The announcement brings the total number of confirmed planets outside the solar system to 3,264. Called exoplanets, most have been detected by NASA’s Kepler Space Telescope, which searched for habitable planets such as Earth.

The new planets were identified during Kepler’s four-year primary mission, which ended in 2013, and had previously been considered candidate planets.

Scientists who announced the largest single planet find to date used a new analysis technique that applied statistical models to confirm the lot as planets, ruling out scenarios that might falsely look like orbiting planets.

“We now know that there may be more planets than stars,” Paul Hertz, director of NASA’s astrophysics division, said in a news release. “This knowledge informs future missions that are needed to bring us ever closer to finding out if we are alone in the universe.”

Of the new planets, nearly 550 could be as rocky as Earth, NASA said. Nine planets are the right distance from a star to withstand temperatures at which water could build up. The discovery brings to 21 the total number of planets known with such conditions, which could allow life.

Kepler looked for small changes in the amount of light from around 150,000 target stars.

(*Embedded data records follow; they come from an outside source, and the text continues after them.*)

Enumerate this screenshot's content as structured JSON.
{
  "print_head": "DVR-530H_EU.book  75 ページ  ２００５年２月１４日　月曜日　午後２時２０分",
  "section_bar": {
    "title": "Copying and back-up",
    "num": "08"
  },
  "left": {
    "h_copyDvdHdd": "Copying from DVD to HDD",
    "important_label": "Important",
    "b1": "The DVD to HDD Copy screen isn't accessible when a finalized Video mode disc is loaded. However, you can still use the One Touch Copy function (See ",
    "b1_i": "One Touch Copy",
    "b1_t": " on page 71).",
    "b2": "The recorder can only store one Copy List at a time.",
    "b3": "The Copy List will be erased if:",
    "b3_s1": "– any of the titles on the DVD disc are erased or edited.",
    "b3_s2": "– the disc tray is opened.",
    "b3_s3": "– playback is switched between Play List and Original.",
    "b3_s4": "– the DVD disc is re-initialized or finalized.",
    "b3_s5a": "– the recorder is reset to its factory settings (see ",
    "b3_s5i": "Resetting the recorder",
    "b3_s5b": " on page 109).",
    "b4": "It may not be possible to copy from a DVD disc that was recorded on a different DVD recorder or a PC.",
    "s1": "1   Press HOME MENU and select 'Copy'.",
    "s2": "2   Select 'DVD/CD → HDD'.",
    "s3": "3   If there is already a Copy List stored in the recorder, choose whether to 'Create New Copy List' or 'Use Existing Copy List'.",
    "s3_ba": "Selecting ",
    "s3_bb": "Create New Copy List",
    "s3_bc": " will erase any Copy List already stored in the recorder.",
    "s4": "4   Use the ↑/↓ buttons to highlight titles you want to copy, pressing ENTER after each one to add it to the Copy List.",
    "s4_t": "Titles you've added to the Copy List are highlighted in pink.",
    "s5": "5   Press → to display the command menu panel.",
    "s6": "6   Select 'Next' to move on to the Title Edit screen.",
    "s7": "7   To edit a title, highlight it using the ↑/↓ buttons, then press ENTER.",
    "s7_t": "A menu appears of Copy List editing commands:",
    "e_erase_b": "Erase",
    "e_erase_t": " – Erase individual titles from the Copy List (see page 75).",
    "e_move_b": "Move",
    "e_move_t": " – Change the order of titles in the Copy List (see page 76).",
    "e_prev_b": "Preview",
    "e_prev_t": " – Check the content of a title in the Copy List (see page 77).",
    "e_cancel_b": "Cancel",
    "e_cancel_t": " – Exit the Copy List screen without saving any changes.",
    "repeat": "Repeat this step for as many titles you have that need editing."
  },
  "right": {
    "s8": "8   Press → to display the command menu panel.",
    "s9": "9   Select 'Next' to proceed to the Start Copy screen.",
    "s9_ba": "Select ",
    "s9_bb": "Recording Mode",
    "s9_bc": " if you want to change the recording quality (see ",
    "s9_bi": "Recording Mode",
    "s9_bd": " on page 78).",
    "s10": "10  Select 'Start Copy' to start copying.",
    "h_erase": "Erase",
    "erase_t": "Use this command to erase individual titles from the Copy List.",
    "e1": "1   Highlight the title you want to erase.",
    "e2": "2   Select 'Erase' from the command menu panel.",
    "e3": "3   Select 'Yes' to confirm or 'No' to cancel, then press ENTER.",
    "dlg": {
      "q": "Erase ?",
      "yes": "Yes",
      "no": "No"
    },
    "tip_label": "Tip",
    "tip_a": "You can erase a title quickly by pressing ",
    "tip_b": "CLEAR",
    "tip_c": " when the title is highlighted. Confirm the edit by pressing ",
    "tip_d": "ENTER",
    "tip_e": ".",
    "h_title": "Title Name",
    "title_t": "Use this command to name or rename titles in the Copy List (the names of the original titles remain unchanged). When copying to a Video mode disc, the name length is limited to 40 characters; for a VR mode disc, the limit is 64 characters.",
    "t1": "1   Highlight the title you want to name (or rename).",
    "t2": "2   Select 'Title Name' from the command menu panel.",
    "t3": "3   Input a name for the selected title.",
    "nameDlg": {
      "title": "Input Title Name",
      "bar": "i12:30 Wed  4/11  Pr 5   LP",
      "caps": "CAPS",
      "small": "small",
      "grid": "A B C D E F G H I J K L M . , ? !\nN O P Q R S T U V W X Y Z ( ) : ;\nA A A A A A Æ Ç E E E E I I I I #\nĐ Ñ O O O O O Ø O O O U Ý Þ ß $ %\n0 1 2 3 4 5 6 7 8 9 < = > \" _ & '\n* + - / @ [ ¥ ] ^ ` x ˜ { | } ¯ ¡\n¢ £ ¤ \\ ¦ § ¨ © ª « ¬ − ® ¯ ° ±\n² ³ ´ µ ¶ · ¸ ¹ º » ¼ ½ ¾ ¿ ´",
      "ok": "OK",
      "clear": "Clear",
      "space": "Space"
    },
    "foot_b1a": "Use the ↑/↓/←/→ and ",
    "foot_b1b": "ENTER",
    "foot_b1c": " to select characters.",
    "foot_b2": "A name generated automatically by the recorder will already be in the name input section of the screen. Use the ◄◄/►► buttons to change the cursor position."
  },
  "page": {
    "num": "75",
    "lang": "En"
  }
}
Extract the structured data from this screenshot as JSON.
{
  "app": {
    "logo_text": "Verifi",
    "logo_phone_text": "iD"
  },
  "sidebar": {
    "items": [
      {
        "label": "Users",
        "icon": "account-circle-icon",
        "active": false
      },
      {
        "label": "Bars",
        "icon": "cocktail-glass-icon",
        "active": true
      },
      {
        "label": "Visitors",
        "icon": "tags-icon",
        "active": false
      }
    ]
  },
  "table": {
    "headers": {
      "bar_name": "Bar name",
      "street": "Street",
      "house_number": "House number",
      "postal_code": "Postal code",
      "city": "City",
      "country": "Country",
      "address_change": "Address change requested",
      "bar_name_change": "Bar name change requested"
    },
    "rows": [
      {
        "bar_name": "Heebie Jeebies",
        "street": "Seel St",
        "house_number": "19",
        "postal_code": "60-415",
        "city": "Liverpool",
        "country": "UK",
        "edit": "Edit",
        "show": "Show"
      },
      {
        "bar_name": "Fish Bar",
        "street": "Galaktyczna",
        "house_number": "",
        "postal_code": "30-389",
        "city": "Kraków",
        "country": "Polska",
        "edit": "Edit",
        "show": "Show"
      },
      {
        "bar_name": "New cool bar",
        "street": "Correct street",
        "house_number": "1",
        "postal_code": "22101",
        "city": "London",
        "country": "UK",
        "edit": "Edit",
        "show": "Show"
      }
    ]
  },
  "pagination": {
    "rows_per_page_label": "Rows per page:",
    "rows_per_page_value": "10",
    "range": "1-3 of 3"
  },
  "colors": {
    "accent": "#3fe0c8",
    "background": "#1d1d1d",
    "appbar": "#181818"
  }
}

Some of the changes were caused by orbiting planets crossing or transiting the face of their host stars, relative to Kepler’s line of sight.

The phenomenon is identical to the transit of Mercury through the Sun on Monday, seen from the perspective of the Earth.

The analysis technique, developed by Princeton University astronomer Tim Morton and colleagues, analyzed which changes in the amount of light are due to the transit of planets and which are due to stars or other objects.

The team verified, with an accuracy of more than 99 percent, that 1,284 candidates were indeed orbiting planets, Morton said.

The findings suggest that more than 10 billion potentially habitable planets could exist across the galaxy, said Natalie Batalha, Kepler’s chief scientist, with NASA’s Ames Research Center in Moffett Field, California. The closest potentially habitable planet is about 11 light years from Earth.

“Astronomically speaking, he’s a very close neighbor,” he said.